Находясь в Лондоне, он предпринял там определенные шаги с целью придти к какому-то соглашению с Россией. Он должен был это сделать, при посредничестве Англии, так как установление контактов с помощью Франции не могло дать результата. Пока он не получил никакого ответа на свою памятную записку. Очень хотел бы иметь возможность в первую очередь заполучить оттуда наших людей для борьбы с Германией. Но поймут ли его – неизвестно.

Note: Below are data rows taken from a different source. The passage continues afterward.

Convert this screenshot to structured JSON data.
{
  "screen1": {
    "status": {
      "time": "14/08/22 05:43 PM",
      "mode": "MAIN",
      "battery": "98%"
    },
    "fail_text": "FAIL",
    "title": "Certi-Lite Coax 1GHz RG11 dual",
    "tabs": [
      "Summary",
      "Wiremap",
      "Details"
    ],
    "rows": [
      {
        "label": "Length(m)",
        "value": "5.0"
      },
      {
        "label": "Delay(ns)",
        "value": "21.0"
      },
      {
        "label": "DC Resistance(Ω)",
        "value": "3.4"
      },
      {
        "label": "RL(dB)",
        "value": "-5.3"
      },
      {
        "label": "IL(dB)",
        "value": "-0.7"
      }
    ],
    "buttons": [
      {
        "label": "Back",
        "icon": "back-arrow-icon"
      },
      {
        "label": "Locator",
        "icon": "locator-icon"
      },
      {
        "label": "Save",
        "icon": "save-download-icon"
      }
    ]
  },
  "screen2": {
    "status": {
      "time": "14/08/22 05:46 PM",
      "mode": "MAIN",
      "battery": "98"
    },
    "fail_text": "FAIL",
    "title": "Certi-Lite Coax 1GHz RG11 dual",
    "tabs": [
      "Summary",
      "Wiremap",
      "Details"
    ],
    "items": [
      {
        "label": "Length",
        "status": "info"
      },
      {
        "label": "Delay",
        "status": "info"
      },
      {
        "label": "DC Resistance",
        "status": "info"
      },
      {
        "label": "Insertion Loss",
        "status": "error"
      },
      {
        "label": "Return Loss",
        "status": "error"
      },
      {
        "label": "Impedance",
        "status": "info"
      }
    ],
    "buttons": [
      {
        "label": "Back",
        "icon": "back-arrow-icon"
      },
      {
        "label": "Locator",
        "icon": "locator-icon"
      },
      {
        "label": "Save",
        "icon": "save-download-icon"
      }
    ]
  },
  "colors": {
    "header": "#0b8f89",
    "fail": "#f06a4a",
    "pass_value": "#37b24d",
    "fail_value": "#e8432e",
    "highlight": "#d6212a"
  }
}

– Да, впрочем, – махнул он рукой с явной апатией, – что здесь говорить о чужих, если наши этого не понимают! Они дрались бы со всем миром, а в жизни, если хочешь идти вперед, так поступать нельзя.

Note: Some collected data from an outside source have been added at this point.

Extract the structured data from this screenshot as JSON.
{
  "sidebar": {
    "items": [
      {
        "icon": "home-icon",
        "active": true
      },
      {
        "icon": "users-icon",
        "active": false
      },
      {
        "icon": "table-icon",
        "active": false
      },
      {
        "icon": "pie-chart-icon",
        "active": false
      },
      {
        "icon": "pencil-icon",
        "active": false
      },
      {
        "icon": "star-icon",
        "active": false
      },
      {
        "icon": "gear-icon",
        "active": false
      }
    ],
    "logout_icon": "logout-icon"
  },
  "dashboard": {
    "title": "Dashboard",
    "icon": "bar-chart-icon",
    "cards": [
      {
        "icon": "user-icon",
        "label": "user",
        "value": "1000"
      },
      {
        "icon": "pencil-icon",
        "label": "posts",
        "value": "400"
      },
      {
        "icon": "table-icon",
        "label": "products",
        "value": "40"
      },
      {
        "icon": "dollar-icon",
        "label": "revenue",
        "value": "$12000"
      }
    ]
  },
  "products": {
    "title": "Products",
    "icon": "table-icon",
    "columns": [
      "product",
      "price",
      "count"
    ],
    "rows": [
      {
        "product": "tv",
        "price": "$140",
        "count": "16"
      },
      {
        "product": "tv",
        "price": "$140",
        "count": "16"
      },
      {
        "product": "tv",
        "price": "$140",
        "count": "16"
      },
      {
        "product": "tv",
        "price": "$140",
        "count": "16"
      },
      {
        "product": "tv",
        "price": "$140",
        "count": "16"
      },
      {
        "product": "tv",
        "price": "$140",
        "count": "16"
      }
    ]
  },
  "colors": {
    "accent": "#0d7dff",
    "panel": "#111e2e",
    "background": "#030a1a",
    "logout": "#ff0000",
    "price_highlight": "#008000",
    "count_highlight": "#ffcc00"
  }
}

Хотел бы создать воинские формирования на Востоке или на Юге, чтобы иметь возможность двигаться в Польшу по нескольким направлениям – ибо неизвестно, какая дорога окажется ближайшей и лучшей. Французы будут концентрировать часть своих вооруженных сил на Среднем Востоке для защиты своих колоний и возможного использования их для удара по Германии со стороны юга или Востока. Это могло бы произойти на второй фазе войны. С этой точки зрения было бы желательно, чтобы там находилось и определенное количество наших сил. В пользу такой точки зрения то обстоятельство, что можно будет сохранить наши части от преждевременного обескровливания.
Польские части, находящиеся на территории Франции, не следует дробить. Как в интересах правительства, так и в интересах мирового общественного мнения необходимо, чтобы где-то находились значительные польские силы. Они должны добиться больших успехов, чтобы смыть сентябрьское пятно. Однако уже теперь хотелось бы создавать на Среднем Востоке новые польские части. Он еще не знает, кого туда послать, может быть Пашкевича, но это должно быть очень хорошо продумано. Пашкевич, пожалуй, более нужен ему здесь, так как он наблюдает за тем, чтобы санация не особенно распускалась. Во Франции он хотел бы иметь около ста тысяч солдат. Этой армией будет командовать сам. Однако дело двигается с трудом: не хватает людей. Впрочем, людей недостает всюду. Недавно создал Раду Народову, чтобы не говорили, что все делает сам, что стремится к диктатуре, в чем его уже подозревают. Председательство в Раде Народовой принял Падеревский[10]10
Падеревский Игнаци (1860 -1941) – известный польский пианист и комментатор, политик близко связанный с санацией. В 1919 году был премьер-министром и министром иностранных дел Польши.
[Закрыть] – замечательное имя, особенно для Америки. Падеревский его друг, но он немного староват и в текущие дела особого вклада внести не в состоянии.
В то же время французы тянут с военным договором, а это серьезно задерживает работу по организации армии. В связи с активизацией санации он испытывает серьезное беспокойство, эти вопросы он передал, главным образом, генералу Кукелю. Не может понять, чего еще хотят эти люди. Понесли такое поражение, – так по крайней мере сидели бы тихо! – Опять махнул рукой.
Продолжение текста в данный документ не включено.